The film JFK presents Garrison as an earnest hard-working DA who famously remarked "Let justice be
done, though the heavens fall." By the summer of 1967, however, the national media was portraying him
as a charlatan, even accusing him of bribing witnesses and other abuses. Garrison fought back in the
media with some success, but the damage had already been done.
In the end, the case against Shaw connected him only tenuously to Oswald, and the murder plot came
down to a single star witness, Perry Russo, who alleged a meeting where Shaw, Ferrie, and Oswald had
plotted the assassination. It took the jury only an hour to return a verdict of not guilty.

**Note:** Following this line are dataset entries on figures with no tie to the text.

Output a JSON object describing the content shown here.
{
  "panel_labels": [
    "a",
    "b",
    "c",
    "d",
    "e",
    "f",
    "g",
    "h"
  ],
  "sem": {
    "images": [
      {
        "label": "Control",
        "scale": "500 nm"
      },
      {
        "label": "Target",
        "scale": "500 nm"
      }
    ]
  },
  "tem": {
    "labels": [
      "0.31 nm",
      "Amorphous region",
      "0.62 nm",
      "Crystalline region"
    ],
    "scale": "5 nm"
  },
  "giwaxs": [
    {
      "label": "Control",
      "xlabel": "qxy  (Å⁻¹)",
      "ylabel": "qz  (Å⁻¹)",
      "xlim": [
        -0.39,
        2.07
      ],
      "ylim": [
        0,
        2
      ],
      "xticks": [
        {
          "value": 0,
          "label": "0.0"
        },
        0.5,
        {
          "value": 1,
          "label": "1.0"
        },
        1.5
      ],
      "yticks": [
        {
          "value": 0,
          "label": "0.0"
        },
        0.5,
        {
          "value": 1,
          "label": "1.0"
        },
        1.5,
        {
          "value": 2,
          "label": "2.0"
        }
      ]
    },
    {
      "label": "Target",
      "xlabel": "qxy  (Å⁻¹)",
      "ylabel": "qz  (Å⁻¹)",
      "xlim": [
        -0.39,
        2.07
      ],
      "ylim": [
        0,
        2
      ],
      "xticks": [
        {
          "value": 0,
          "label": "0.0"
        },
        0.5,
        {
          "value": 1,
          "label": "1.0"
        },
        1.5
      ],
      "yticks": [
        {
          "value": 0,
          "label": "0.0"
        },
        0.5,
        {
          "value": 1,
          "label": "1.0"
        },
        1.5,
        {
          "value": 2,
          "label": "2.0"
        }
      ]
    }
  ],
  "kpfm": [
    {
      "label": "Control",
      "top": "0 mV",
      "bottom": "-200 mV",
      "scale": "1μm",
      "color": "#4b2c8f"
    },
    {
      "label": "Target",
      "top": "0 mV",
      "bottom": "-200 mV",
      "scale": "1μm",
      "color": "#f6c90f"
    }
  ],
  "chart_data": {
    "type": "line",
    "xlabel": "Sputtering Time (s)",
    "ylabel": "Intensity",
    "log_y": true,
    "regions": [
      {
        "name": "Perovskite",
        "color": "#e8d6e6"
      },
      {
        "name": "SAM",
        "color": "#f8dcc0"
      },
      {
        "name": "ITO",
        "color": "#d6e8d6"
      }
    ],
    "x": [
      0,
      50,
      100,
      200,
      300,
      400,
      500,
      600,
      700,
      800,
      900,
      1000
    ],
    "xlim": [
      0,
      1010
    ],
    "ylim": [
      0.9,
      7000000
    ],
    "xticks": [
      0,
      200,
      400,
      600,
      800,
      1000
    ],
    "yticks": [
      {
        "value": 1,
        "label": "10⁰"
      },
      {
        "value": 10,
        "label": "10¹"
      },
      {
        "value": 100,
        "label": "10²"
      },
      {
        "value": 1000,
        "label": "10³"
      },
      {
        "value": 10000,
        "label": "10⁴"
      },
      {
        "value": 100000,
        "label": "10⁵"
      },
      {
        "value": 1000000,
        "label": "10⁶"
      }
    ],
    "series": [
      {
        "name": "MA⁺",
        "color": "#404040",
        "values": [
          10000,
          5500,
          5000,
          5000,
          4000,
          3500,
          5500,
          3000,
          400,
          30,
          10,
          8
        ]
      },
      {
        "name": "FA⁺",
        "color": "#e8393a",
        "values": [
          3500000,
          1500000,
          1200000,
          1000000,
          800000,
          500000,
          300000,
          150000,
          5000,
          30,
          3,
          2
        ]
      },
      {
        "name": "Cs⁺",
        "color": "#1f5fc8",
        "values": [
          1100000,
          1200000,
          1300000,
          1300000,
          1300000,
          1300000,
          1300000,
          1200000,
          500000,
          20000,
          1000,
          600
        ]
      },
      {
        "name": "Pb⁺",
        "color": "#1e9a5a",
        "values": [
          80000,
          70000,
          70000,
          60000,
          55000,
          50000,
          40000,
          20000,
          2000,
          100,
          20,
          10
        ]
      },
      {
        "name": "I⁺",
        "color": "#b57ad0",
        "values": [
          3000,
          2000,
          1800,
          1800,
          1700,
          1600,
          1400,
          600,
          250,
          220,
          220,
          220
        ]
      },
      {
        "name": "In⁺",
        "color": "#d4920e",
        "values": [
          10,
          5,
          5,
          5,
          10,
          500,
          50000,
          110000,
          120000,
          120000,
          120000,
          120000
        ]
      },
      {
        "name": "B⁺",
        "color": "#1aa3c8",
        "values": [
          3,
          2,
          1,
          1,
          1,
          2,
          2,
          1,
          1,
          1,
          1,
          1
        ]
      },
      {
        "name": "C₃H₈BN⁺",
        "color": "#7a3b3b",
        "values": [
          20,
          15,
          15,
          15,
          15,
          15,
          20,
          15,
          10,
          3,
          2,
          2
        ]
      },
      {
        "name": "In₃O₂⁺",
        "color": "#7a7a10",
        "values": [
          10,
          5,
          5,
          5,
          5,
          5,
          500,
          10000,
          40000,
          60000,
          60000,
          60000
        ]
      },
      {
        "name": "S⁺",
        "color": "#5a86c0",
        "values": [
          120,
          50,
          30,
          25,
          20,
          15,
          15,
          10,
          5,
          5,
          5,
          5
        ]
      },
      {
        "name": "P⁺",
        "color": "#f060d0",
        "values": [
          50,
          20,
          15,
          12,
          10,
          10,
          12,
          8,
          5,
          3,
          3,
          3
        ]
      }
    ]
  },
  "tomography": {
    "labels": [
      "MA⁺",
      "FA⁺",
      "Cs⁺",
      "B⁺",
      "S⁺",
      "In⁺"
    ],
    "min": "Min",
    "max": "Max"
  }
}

Some of Garrison's charges - for instance that a number found in both Oswald's and Shaw's address books
was a coded form of Jack Ruby's unlisted telephone number - were irresponsible or downright silly. But
Garrison had uncovered many suspects and leads. For instance, it was Garrison who discovered that the
address stamped on some of Oswald's pro-Castro leaflets was the same building that housed the office of
virulent anti-Commuist Guy Banister. Banister's wife and secretary later said that Banister had told them
that Oswald was connected to the office. Garrison also produced witnesses tying Oswald to Shaw, and
uncovered some of Shaw's connections to the CIA. Declassified files now show that the CIA was worried
enough to hold meetings devoted to tracking Garrison's activities, and that the Justice Department and a
close aide of Robert Kennedy's went to extraordinary measures to stop the D.A., and to later prosecute
him in retaliation.
Views of Garrison among assassination researchers were divided at the time and have remained so. But
not in question is that the controversy and ridicule directed against Garrison had the effect of ending
mainstream media calls for a review of the Warren Commission, at least for a time.